1094. The Largest Generation (25)
时间限制
200 ms
内存限制
65536 kB
代码长度限制
16000 B
判题程序
Standard
作者
CHEN, Yue
A family hierarchy is usually presented by a pedigree tree where all the nodes on the same level belong to the same generation. Your task is to find the generation with the largest population.
Input Specification:
Each input file contains one test case. Each case starts with two positive integers N (<100) which is the total number of family members in the tree (and hence assume that all the members are numbered from 01 to N), and M (<N) which is the number of family members who have children. Then M lines follow, each contains the information of a family member in the following format:
ID K ID[1] ID[2] … ID[K]
where ID is a two-digit number representing a family member, K (>0) is the number of his/her children, followed by a sequence of two-digit ID’s of his/her children. For the sake of simplicity, let us fix the root ID to be 01. All the numbers in a line are separated by a space.
Output Specification:
For each test case, print in one line the largest population number and the level of the corresponding generation.
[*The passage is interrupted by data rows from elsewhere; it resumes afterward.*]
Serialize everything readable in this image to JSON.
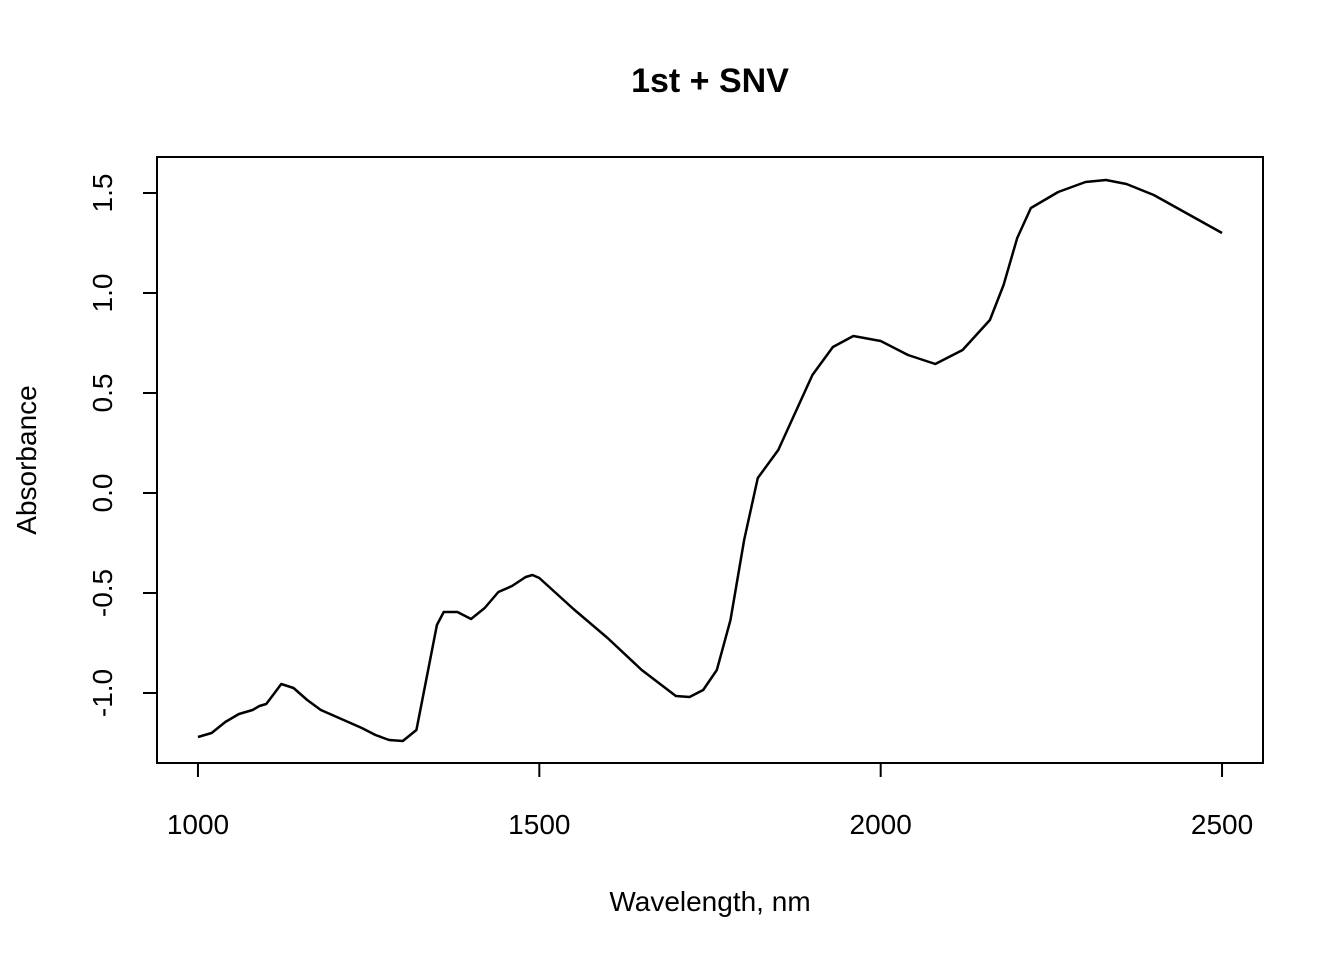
{
  "chart_data": {
    "type": "line",
    "title": "1st + SNV",
    "x_label": "Wavelength, nm",
    "y_label": "Absorbance",
    "x": [
      1000,
      1020,
      1040,
      1060,
      1080,
      1090,
      1100,
      1110,
      1122,
      1140,
      1160,
      1180,
      1200,
      1220,
      1240,
      1260,
      1280,
      1300,
      1320,
      1340,
      1350,
      1360,
      1380,
      1400,
      1420,
      1440,
      1460,
      1480,
      1490,
      1500,
      1550,
      1600,
      1650,
      1700,
      1720,
      1740,
      1760,
      1780,
      1800,
      1820,
      1850,
      1880,
      1900,
      1930,
      1960,
      2000,
      2040,
      2080,
      2120,
      2160,
      2180,
      2200,
      2220,
      2260,
      2300,
      2330,
      2360,
      2400,
      2450,
      2500
    ],
    "series": [
      {
        "color": "#000000",
        "values": [
          -1.22,
          -1.2,
          -1.145,
          -1.105,
          -1.085,
          -1.065,
          -1.055,
          -1.01,
          -0.955,
          -0.975,
          -1.035,
          -1.085,
          -1.115,
          -1.145,
          -1.175,
          -1.21,
          -1.235,
          -1.24,
          -1.185,
          -0.835,
          -0.66,
          -0.595,
          -0.595,
          -0.63,
          -0.575,
          -0.495,
          -0.465,
          -0.42,
          -0.41,
          -0.425,
          -0.58,
          -0.725,
          -0.885,
          -1.015,
          -1.02,
          -0.985,
          -0.885,
          -0.635,
          -0.235,
          0.075,
          0.215,
          0.44,
          0.59,
          0.73,
          0.785,
          0.76,
          0.69,
          0.645,
          0.715,
          0.865,
          1.04,
          1.275,
          1.425,
          1.505,
          1.555,
          1.565,
          1.545,
          1.49,
          1.395,
          1.3
        ]
      }
    ],
    "xlim": [
      940,
      2560
    ],
    "ylim": [
      -1.35,
      1.68
    ],
    "xticks": [
      1000,
      1500,
      2000,
      2500
    ],
    "yticks": [
      {
        "value": -1.0,
        "label": "-1.0"
      },
      {
        "value": -0.5,
        "label": "-0.5"
      },
      {
        "value": 0,
        "label": "0.0"
      },
      0.5,
      {
        "value": 1.0,
        "label": "1.0"
      },
      1.5
    ],
    "grid": false
  }
}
It is assumed that such a generation is unique, and the root level is defined to be 1.
Sample Input:
23 13
21 1 23
01 4 03 02 04 05
03 3 06 07 08
06 2 12 13
13 1 21
08 2 15 16
02 2 09 10
11 2 19 20
17 1 22
05 1 11
07 1 14
09 1 17
10 1 18
Sample Output:
9 4
BFS层次遍历,找出哪一层人数最多利用队列进行层次遍历,利用数组存储当前层人数
代码如下:
#include<iostream>
#include<vector>
#include<queue>
using namespace std;
int main(){
int n,m;
scanf("%d%d",&n,&m);
vector<int>v[100];
for(int i=0;i<m;++i){
int father,num,child;
scanf("%d%d",&father,&num);
for(int j=0;j<num;++j){
scanf("%d",&child);
v[father].push_back(child);
}
}
vector<int>final(n+1);
vector<int>level(n+1);
queue<int> qu;
qu.push(1);
level[1]=1;
while(!qu.empty()){
int index=qu.front();
qu.pop();
final[level[index]]++;
for(int i=0;i<v[index].size();++i){
level[v[index][i]]=level[index]+1;
qu.push(v[index][i]);
}
}
int maxnum=0,current=1;
for(int i=1;i<n+1;++i){
if(maxnum<final[i]){
maxnum=final[i];
current=i;
}
}
printf("%d %d",maxnum,current);
return 0;
}